Bianchon and the house surgeon stretched
the dying man out again on his loathsome bed.
“But the sheets ought to be
changed,” added the physician. “Even
if there is no hope left, something is due to human
nature. I shall come back again, Bianchon,”
he said, turning to the medical student. “If
he complains again, rub some laudanum over the diaphragm.”
He went, and the house surgeon went with him.
“Come, Eugene, pluck up heart,
my boy,” said Bianchon, as soon as they were
alone; “we must set about changing his sheets,
and put him into a clean shirt. Go and tell Sylvie
to bring some sheets and come and help us to make
the bed.”
Eugene went downstairs, and found
Mme. Vauquer engaged in setting the table; Sylvie
was helping her. Eugene had scarcely opened his
mouth before the widow walked up to him with the acidulous
sweet smile of a cautious shopkeeper who is anxious
neither to lose money nor to offend a customer.
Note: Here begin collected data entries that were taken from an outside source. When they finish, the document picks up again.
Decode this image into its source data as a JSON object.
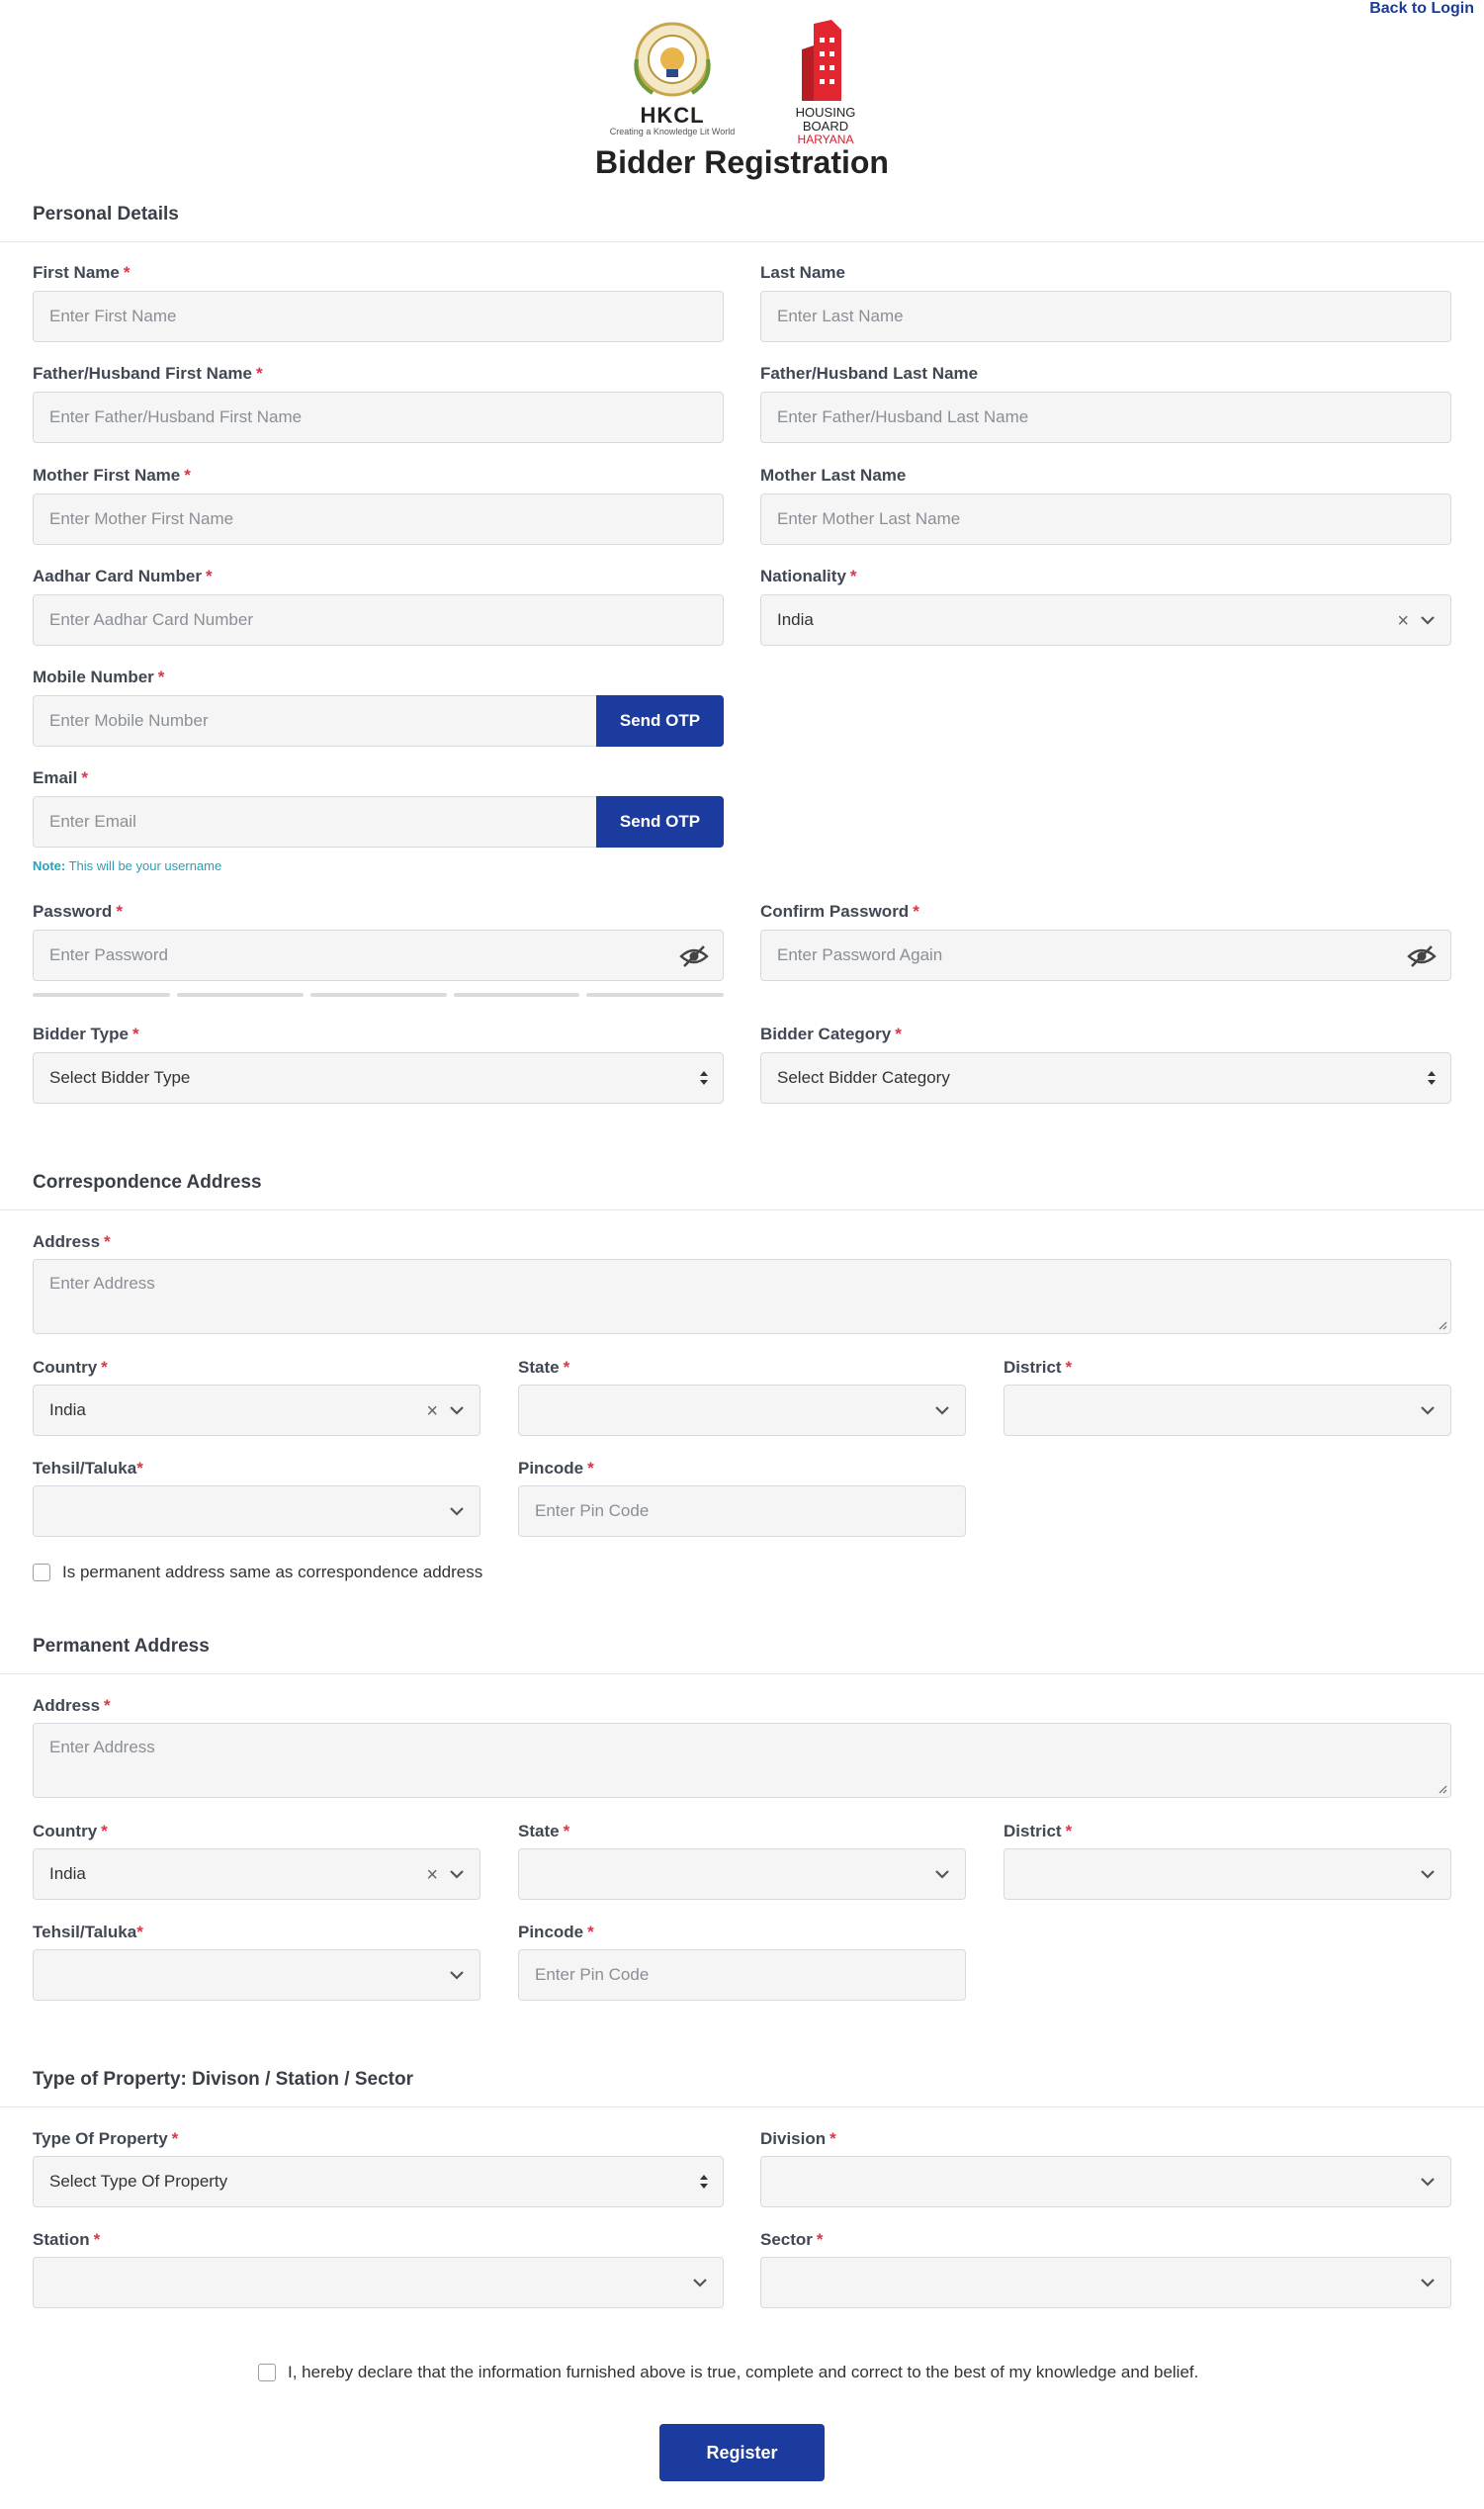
{
  "header": {
    "back_to_login": "Back to Login",
    "logo_hkcl_text": "HKCL",
    "logo_hkcl_tagline": "Creating a Knowledge Lit World",
    "logo_hb_text": "HOUSING BOARD",
    "logo_hb_sub": "HARYANA",
    "page_title": "Bidder Registration"
  },
  "personal": {
    "section_title": "Personal Details",
    "first_name_label": "First Name",
    "first_name_placeholder": "Enter First Name",
    "last_name_label": "Last Name",
    "last_name_placeholder": "Enter Last Name",
    "father_first_label": "Father/Husband First Name",
    "father_first_placeholder": "Enter Father/Husband First Name",
    "father_last_label": "Father/Husband Last Name",
    "father_last_placeholder": "Enter Father/Husband Last Name",
    "mother_first_label": "Mother First Name",
    "mother_first_placeholder": "Enter Mother First Name",
    "mother_last_label": "Mother Last Name",
    "mother_last_placeholder": "Enter Mother Last Name",
    "aadhar_label": "Aadhar Card Number",
    "aadhar_placeholder": "Enter Aadhar Card Number",
    "nationality_label": "Nationality",
    "nationality_value": "India",
    "mobile_label": "Mobile Number",
    "mobile_placeholder": "Enter Mobile Number",
    "send_otp": "Send OTP",
    "email_label": "Email",
    "email_placeholder": "Enter Email",
    "note_prefix": "Note:",
    "note_text": "This will be your username",
    "password_label": "Password",
    "password_placeholder": "Enter Password",
    "confirm_password_label": "Confirm Password",
    "confirm_password_placeholder": "Enter Password Again",
    "bidder_type_label": "Bidder Type",
    "bidder_type_value": "Select Bidder Type",
    "bidder_category_label": "Bidder Category",
    "bidder_category_value": "Select Bidder Category"
  },
  "correspondence": {
    "section_title": "Correspondence Address",
    "address_label": "Address",
    "address_placeholder": "Enter Address",
    "country_label": "Country",
    "country_value": "India",
    "state_label": "State",
    "district_label": "District",
    "tehsil_label": "Tehsil/Taluka",
    "pincode_label": "Pincode",
    "pincode_placeholder": "Enter Pin Code",
    "same_address_label": "Is permanent address same as correspondence address"
  },
  "permanent": {
    "section_title": "Permanent Address",
    "address_label": "Address",
    "address_placeholder": "Enter Address",
    "country_label": "Country",
    "country_value": "India",
    "state_label": "State",
    "district_label": "District",
    "tehsil_label": "Tehsil/Taluka",
    "pincode_label": "Pincode",
    "pincode_placeholder": "Enter Pin Code"
  },
  "property": {
    "section_title": "Type of Property: Divison / Station / Sector",
    "type_label": "Type Of Property",
    "type_value": "Select Type Of Property",
    "division_label": "Division",
    "station_label": "Station",
    "sector_label": "Sector"
  },
  "footer": {
    "declaration": "I, hereby declare that the information furnished above is true, complete and correct to the best of my knowledge and belief.",
    "register": "Register"
  },
  "required_mark": "*",
  "colors": {
    "primary_button": "#1c3b9f",
    "required": "#dc3545",
    "note": "#2aa0b8",
    "field_bg": "#f5f5f5"
  }
}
“My dear Monsieur Eugene,”
she said, when he had spoken, “you know quite
as well as I do that Father Goriot has not a brass
farthing left. If you give out clean linen for
a man who is just going to turn up his eyes, you are
not likely to see your sheets again, for one is sure
to be wanted to wrap him in. Now, you owe me a
hundred and forty-four francs as it is, add forty
francs for the pair of sheets, and then there are
several little things, besides the candle that Sylvie
will give you; altogether it will all mount up to at
least two hundred francs, which is more than a poor
widow like me can afford to lose. Lord! now,
Monsieur Eugene, look at it fairly. I have lost
quite enough in these five days since this run of
ill-luck set in for me. I would rather than ten
crowns that the old gentlemen had moved out as you
said. It sets the other lodgers against the house.
It would not take much to make me send him to the
workhouse. In short, just put yourself in my
place. I have to think of my establishment first,
for I have my own living to make.”
Eugene hurried up to Goriot’s room.
“Bianchon,” he cried, “the money
for the watch?”
“There it is on the table, or
the three hundred and sixty odd francs that are left
of it. I paid up all the old scores out of it
before they let me have the things. The pawn
ticket lies there under the money.”
Rastignac hurried downstairs.
“Here, madame” he said
in disgust, “let us square accounts. M.
Goriot will not stay much longer in your house, nor
shall I——”
“Yes, he will go out feet foremost,
poor old gentleman,” she said, counting the
francs with a half-facetious, half-lugubrious expression.